Obesity in Kids Affects Heart Shape, Functional Impairments

October 08, 2014

LEIPZIG, GERMANY — Changes in cardiac geometry and function resulting from obesity are observed as early as childhood, according to the results of a new study. Investigators observed thicker left ventricular (LV) walls and an increased LV mass, as well as impaired measures of systolic function, among the obese kids when compared with nonobese children[1].

The researchers observed no difference in ejection fractions between the obese and nonobese children, but the average LV strain, strain rate, and displacement, which are markers of LV longitudinal function assessed by 2D speckle-tracking echocardiography (2D-STE), were significantly impaired among the obese children.

In the study, published October 8, 2014 in the Journal of the American College of Cardiology, the researchers, led by Dr Norman Mangner (University of Leipzig, Germany), write that the relationship between obesity and cardiovascular risk is difficult to assess because obesity is associated with glucose intolerance, diabetes, high blood pressure, and elevated cholesterol levels.

"For this reason, children are likely to be the ideal candidates for providing insight into the myocardial changes related to obesity because they are suggested to be free of other cardiovascular risk factors in different echocardiographic studies," they write.

Thicker Ventricle Walls, Larger LV Mass

In the present study, they included 61 obese and 41 nonobese children aged nine to 16 years (average age 14 years). The subjects were matched in terms of age, sex, and height, but the obese children had significantly higher body-mass index (BMI 31 vs 19 kg/m2), larger waist circumferences, higher systolic blood pressure, and worse lipid and glucose metabolism parameters.

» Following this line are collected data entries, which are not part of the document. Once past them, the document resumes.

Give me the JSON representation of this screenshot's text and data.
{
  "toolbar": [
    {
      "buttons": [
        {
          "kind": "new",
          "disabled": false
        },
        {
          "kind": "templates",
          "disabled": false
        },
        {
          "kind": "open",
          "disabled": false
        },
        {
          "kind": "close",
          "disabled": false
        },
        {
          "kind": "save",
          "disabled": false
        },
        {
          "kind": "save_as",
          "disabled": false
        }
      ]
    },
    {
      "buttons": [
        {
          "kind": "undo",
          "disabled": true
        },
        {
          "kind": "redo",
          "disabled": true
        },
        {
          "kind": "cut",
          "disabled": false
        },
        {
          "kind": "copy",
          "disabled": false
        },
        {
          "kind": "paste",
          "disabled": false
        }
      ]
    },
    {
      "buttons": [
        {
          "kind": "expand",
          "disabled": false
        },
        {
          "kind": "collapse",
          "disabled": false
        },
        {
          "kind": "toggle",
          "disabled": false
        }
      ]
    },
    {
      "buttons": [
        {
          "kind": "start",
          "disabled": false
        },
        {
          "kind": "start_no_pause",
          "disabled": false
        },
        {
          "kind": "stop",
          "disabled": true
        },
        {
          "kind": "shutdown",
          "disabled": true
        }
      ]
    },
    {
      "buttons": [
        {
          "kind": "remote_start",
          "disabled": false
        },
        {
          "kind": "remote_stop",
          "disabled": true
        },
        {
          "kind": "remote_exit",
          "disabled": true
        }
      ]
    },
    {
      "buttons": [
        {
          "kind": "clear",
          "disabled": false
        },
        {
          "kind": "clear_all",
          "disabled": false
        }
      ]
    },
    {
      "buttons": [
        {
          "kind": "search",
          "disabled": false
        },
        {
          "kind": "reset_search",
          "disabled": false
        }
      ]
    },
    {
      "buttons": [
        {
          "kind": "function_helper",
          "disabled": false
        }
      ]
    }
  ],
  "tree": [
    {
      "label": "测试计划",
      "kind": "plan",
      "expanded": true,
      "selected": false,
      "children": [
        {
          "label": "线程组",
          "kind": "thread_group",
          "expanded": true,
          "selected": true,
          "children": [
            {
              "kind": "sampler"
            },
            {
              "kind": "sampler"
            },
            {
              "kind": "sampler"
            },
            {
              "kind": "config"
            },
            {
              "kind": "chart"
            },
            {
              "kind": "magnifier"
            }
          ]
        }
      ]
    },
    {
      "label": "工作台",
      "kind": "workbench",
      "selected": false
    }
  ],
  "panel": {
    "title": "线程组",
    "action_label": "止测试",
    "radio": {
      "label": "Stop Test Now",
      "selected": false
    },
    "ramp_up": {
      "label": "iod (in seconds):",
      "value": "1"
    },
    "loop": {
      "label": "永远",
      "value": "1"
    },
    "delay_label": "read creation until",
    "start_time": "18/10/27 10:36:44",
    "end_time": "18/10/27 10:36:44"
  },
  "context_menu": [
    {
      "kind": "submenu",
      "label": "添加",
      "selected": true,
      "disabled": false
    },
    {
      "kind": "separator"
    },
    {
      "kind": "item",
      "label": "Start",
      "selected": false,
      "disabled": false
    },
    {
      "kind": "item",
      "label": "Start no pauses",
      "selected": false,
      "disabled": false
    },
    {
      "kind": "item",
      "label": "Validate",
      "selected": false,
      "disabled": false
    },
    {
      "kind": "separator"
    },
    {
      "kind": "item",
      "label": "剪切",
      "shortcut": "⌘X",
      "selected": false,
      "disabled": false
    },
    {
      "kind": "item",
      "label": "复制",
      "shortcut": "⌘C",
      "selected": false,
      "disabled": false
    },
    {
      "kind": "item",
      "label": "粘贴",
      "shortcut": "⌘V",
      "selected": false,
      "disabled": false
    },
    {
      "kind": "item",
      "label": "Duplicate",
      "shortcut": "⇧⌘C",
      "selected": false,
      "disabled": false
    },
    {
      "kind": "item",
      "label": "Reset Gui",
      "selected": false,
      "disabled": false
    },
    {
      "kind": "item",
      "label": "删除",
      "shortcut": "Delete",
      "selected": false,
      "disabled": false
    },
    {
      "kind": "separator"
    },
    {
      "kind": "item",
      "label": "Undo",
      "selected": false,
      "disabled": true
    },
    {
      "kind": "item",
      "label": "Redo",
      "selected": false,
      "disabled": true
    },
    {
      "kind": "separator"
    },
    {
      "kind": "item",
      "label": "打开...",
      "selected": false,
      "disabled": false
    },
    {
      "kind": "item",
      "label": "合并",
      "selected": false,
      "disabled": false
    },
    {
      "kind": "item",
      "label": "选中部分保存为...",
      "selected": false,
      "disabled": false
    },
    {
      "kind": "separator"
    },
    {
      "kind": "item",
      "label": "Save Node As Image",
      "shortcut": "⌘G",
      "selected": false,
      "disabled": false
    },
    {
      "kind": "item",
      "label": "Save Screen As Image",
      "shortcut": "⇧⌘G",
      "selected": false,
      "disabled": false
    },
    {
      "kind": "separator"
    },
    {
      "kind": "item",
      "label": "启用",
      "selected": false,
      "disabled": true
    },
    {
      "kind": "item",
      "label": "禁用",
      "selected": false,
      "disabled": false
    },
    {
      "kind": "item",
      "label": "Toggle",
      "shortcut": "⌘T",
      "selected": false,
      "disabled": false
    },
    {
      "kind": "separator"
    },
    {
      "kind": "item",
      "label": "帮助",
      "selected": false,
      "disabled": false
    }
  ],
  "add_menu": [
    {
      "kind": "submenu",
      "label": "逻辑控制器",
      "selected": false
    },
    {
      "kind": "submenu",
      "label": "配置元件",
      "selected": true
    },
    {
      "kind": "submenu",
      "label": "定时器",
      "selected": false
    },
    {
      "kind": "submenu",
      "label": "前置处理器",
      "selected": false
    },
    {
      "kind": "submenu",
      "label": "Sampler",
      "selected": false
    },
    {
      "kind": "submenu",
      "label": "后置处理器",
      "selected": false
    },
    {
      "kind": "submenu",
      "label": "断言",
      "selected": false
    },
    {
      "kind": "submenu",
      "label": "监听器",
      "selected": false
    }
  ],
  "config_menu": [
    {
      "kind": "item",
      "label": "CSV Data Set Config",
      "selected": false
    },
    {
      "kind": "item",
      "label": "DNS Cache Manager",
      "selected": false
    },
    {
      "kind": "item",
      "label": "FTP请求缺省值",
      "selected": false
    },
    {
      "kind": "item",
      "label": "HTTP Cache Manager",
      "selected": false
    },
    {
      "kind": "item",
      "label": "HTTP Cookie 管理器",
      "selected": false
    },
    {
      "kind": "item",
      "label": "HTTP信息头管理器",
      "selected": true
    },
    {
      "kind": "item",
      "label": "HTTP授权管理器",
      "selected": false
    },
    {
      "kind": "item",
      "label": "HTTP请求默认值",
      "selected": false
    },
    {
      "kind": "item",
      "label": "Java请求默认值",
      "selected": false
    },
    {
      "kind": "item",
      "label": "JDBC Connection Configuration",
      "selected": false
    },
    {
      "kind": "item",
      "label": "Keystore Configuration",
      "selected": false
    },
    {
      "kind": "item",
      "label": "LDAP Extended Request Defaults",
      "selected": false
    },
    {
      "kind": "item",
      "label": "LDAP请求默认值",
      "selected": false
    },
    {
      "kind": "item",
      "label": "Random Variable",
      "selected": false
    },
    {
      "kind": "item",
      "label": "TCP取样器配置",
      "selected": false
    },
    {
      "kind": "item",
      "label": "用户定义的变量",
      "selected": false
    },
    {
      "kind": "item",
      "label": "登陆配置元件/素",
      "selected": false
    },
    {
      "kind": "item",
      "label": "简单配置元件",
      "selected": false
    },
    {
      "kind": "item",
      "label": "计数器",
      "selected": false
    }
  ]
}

Compared with the nonobese group, the obese children had thicker LV walls, a 29% larger LV end-diastolic volume, and a 40% larger LV mass. Left atrial (LA) volume, LA volume index, right atrial area, and right ventricular diameter were also significantly larger in the obese children. The differences remained after adjustment for physical development and growth, although the indexed LV systolic and diastolic diameters were similar between the two groups.

"It is proven that LV dilation and LV hypertrophy, as well as LA enlargement, are associated with adverse cardiac events and worse prognosis," write Mangner and colleagues. "Furthermore, increased LA size is also a feature of impaired diastolic function of the left ventricle."

As noted, the researchers observed significant differences in longitudinal function by 2D-STE. In addition, they observed reduced average circumferential strain among the obese adolescents but no significant difference in the average strain rate. In a multivariate regression analysis, left ventricular longitudinal strain was independently associated with BMI as well as with HDL cholesterol, whereas circumferential strain was associated with BMI only.

Regarding mechanisms, Mangner et al say that the differences in blood pressure, even though they were within the normal range in the obese group, might be responsible for the changes in cardiac geometry. Previous studies have also suggested that insulin resistance might act as a mediator between obesity and congestive heart failure. In the present study, the obese children were already characterized by peripheral insulin resistance, they note.